Ricklefs bahkan berani menyatakan, bahwa di abad ke-15, Islam berhasil menjadi sumber perubahan besar di Nusatara dengan menjadi identitas utama sebagian besar suku bangsa di wilayah tersebut. Bahkan ada ungkapan, bahwa “Jawa itu Islam, Islam itu Jawa”. Jika ada orang Jawa tapi bukan muslim, berarti “koe dudu wong Jowo”. Di Sunda pun demikian, “Islam teh Sunda. Sundah teh Islam.” Titik.

Ketika spirit beragama sudah sedemikian kuat di berbagai wilayah Nusantara, datanglah era penjajahan Barat. Begitu para penjajah tiba, mereka dikejutkan karena harus berhadapan dengan Islam yang sangat membenci kolonialisme. Islam yang selama ini sudah mendarah daging di masyarakat, kemudian dianggap oleh para penjajah sebagai penghalang utama kolonialisme di negeri ini.

Sebab, dalam Islam penjajahan itu memang tertolak. Maka, terjadilah perlawanan besar-besaran di seluruh penjuru Nusantara yang dimotori oleh para ulama. Ketika Eropa mengalami gejolak politik akibat Revolusi Prancis yang memunculkan sosok seperti Napoleon Bonaparte, terjadilah perubahan gaya kolonialisme – salah satunya adalah kemunculan nativisasi.

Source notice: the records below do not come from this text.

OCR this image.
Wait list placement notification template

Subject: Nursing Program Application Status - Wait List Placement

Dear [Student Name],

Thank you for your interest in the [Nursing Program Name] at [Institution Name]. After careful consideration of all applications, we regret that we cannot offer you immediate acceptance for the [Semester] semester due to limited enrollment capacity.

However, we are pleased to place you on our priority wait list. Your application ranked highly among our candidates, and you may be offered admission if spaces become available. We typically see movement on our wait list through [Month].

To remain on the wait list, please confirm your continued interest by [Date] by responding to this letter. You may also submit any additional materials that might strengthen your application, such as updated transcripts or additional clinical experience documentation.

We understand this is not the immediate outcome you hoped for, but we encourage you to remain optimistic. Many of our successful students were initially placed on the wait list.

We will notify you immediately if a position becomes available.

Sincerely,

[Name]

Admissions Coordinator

Nativisasi, yang didefinisikan sebagai “gerakan untuk mengecilkan peran Islam pada sebuah bangsa dengan cara membangkitkan budaya atau sejarah keagungan pra-Islam dan secara licik, menggambarkan Islam sebagai sesuatu yang asing dan merusak kebudayaan lama”, digunakan oleh para penjajah sebagai cara efektif dalam meredam perlawanan sekaligus menghancurkan keyakinan umat terhadap Islam itusendiri. Di Mesir, Napoleon Bonaparte menggali sisa-sisa kejayaan Fir’aun (Mesir kuno) dan memopulerkannya kembali kepada masyarakat.

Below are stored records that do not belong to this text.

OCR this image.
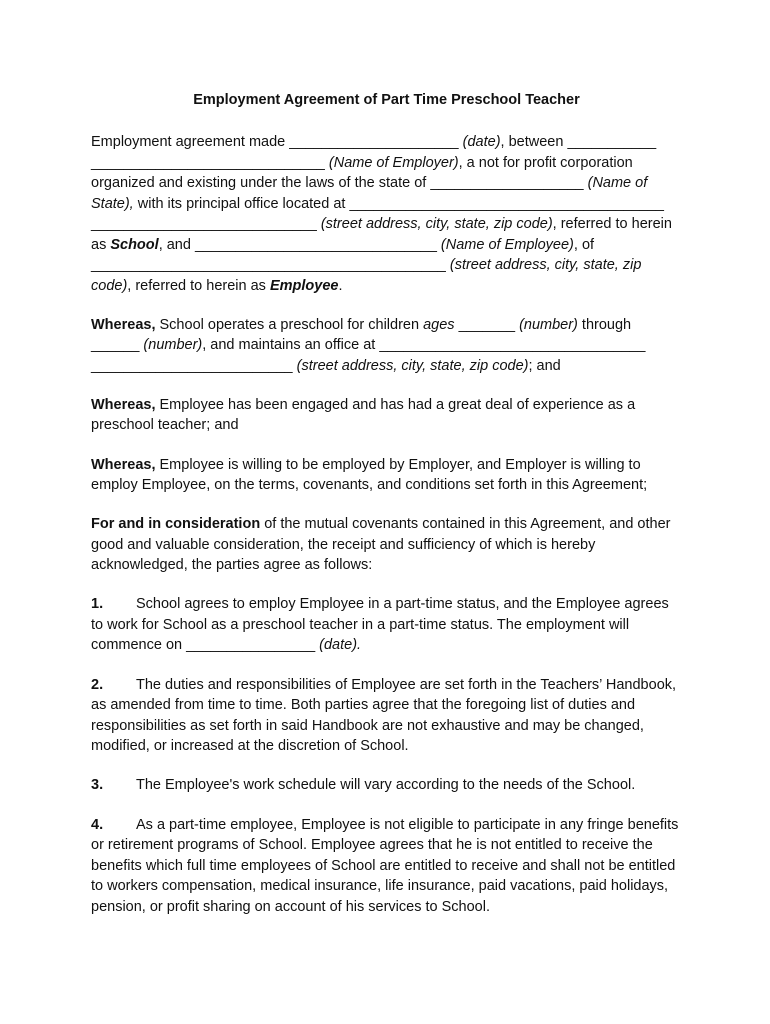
Employment Agreement of Part Time Preschool Teacher

Employment agreement made _____________________ (date), between ___________ _____________________________ (Name of Employer), a not for profit corporation organized and existing under the laws of the state of ___________________ (Name of State), with its principal office located at _______________________________________ ____________________________ (street address, city, state, zip code), referred to herein as School, and ______________________________ (Name of Employee), of ____________________________________________ (street address, city, state, zip code), referred to herein as Employee.

Whereas, School operates a preschool for children ages _______ (number) through ______ (number), and maintains an office at _________________________________ _________________________ (street address, city, state, zip code); and

Whereas, Employee has been engaged and has had a great deal of experience as a preschool teacher; and

Whereas, Employee is willing to be employed by Employer, and Employer is willing to employ Employee, on the terms, covenants, and conditions set forth in this Agreement;

For and in consideration of the mutual covenants contained in this Agreement, and other good and valuable consideration, the receipt and sufficiency of which is hereby acknowledged, the parties agree as follows:

1. School agrees to employ Employee in a part-time status, and the Employee agrees to work for School as a preschool teacher in a part-time status. The employment will commence on ________________ (date).

2. The duties and responsibilities of Employee are set forth in the Teachers’ Handbook, as amended from time to time. Both parties agree that the foregoing list of duties and responsibilities as set forth in said Handbook are not exhaustive and may be changed, modified, or increased at the discretion of School.

3. The Employee's work schedule will vary according to the needs of the School.

4. As a part-time employee, Employee is not eligible to participate in any fringe benefits or retirement programs of School. Employee agrees that he is not entitled to receive the benefits which full time employees of School are entitled to receive and shall not be entitled to workers compensation, medical insurance, life insurance, paid vacations, paid holidays, pension, or profit sharing on account of his services to School.
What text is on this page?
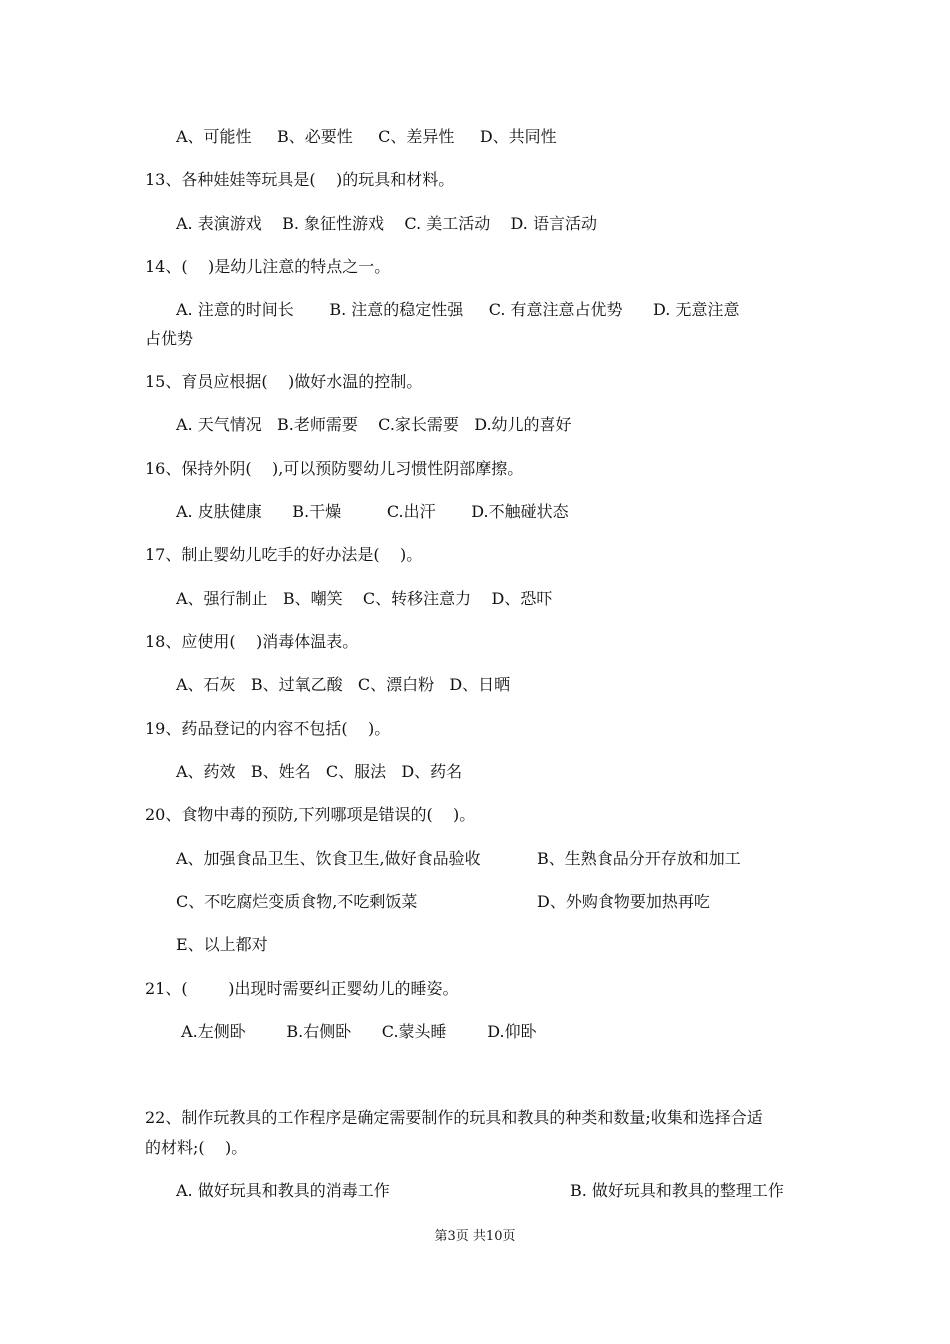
A、可能性     B、必要性     C、差异性     D、共同性
13、各种娃娃等玩具是(    )的玩具和材料。
A. 表演游戏    B. 象征性游戏    C. 美工活动    D. 语言活动
14、(    )是幼儿注意的特点之一。
A. 注意的时间长       B. 注意的稳定性强     C. 有意注意占优势      D. 无意注意
占优势
15、育员应根据(    )做好水温的控制。
A. 天气情况   B.老师需要    C.家长需要   D.幼儿的喜好
16、保持外阴(    ),可以预防婴幼儿习惯性阴部摩擦。
A. 皮肤健康      B.干燥         C.出汗       D.不触碰状态
17、制止婴幼儿吃手的好办法是(    )。
A、强行制止   B、嘲笑    C、转移注意力    D、恐吓
18、应使用(    )消毒体温表。
A、石灰   B、过氧乙酸   C、漂白粉   D、日晒
19、药品登记的内容不包括(    )。
A、药效   B、姓名   C、服法   D、药名
20、食物中毒的预防,下列哪项是错误的(    )。
A、加强食品卫生、饮食卫生,做好食品验收	B、生熟食品分开存放和加工
C、不吃腐烂变质食物,不吃剩饭菜	D、外购食物要加热再吃
E、以上都对
21、(        )出现时需要纠正婴幼儿的睡姿。
A.左侧卧        B.右侧卧      C.蒙头睡        D.仰卧
22、制作玩教具的工作程序是确定需要制作的玩具和教具的种类和数量;收集和选择合适
的材料;(    )。
A. 做好玩具和教具的消毒工作	B. 做好玩具和教具的整理工作
第3页 共10页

Inggris melakukannya di India, yakni dengan menginvestigasi kejayaan India sebelum era Islam dan menghembuskan bahwa Islam itu melakukan penjajahan atas mereka. Dengan keterbatasan media saat itu, info sejenis mudah berhembus dan terjadilah perlawanan terhadap Kesultanan Mughal, hingga Kesultanan Mughal pun banyak mengalami kekalahan.

Di masa-masa itulah Inggris mengirimkan Thomas Stamford Raffles, seorang megalomania yang diutus untuk memimpin Jawa. Raffles melihat, bahwa cara yang digunakan Daendels selama menjajah Nusantara (sehingga sering berakhir dengan adu argumen maupun penolakan dari para sultan terutama di Yogyakarta dan Surakarta) sangat tidak efektif.

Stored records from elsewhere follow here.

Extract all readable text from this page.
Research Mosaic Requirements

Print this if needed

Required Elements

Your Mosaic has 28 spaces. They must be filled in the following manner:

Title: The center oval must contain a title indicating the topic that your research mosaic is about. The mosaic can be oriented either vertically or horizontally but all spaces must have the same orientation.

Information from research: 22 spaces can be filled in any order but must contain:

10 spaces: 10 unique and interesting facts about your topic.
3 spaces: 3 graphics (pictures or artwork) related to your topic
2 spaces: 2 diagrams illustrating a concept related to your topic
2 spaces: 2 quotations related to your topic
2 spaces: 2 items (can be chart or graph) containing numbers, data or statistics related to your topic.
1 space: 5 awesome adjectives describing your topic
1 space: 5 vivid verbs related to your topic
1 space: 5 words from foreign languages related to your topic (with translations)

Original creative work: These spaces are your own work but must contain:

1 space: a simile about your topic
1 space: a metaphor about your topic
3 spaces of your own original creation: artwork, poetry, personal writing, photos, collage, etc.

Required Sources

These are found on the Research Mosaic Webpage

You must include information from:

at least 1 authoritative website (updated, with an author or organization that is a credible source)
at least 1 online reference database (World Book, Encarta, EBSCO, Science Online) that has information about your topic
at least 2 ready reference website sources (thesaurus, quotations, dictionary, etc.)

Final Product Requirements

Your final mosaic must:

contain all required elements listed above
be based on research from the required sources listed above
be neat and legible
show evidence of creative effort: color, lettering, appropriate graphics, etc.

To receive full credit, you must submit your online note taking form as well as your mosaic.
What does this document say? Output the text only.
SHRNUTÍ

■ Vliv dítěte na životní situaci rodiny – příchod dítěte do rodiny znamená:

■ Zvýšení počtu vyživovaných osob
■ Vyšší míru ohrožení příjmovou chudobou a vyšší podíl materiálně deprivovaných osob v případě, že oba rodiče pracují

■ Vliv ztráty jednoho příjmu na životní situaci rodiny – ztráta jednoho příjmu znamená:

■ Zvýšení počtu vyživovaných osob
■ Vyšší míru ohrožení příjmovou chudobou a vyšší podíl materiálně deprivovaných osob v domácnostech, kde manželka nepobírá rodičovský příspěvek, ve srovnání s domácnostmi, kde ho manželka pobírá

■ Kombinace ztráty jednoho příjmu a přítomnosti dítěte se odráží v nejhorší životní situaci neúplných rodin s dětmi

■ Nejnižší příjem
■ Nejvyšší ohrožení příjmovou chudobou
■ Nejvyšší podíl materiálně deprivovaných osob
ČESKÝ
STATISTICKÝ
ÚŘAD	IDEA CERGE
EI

Daendels sendiri adalah hasil didikan Revolusi Prancis, sehingga ia memang sangat membenci sistem pemerintahan yang berbentuk monarki. Tapi Raffles melihat, bahwa sumber masalahnya bukanlah pada sistem monarki yang diterapkan elit kesultanan. Jika ingin menancapkan kolonialisme di Nusantara, terutama di Jawa, maka yang dihadapi adalah Islamnya.

Walhasil, mulailah ia menggagas penggalian-penggalian jejak arkeologi seperti candi-candi di Jawa, khususnya di Jawa Tengah. Padahal, candi-candi ini sudah lama ditinggalkan. Borobudur dan Prambanan misalnya, sudah terkubur dan hancur sejak akhir masa Kerajaan Mataram kuno oleh abu vulkanik meletusnya Gunung Merapi. Di era Islam, kedua candi ini sudah “hilang”. Orang-orang sudah tidak lagi peduli. Setelah berhasilnya penggalian, maka dimunculkanlah narasi-narasi terkait kejayaan kerajaan Hindu-Buddha di masa sebelum Islam, dan dimulailah strategi nativisasi yang dilakukan oleh para penjajah. []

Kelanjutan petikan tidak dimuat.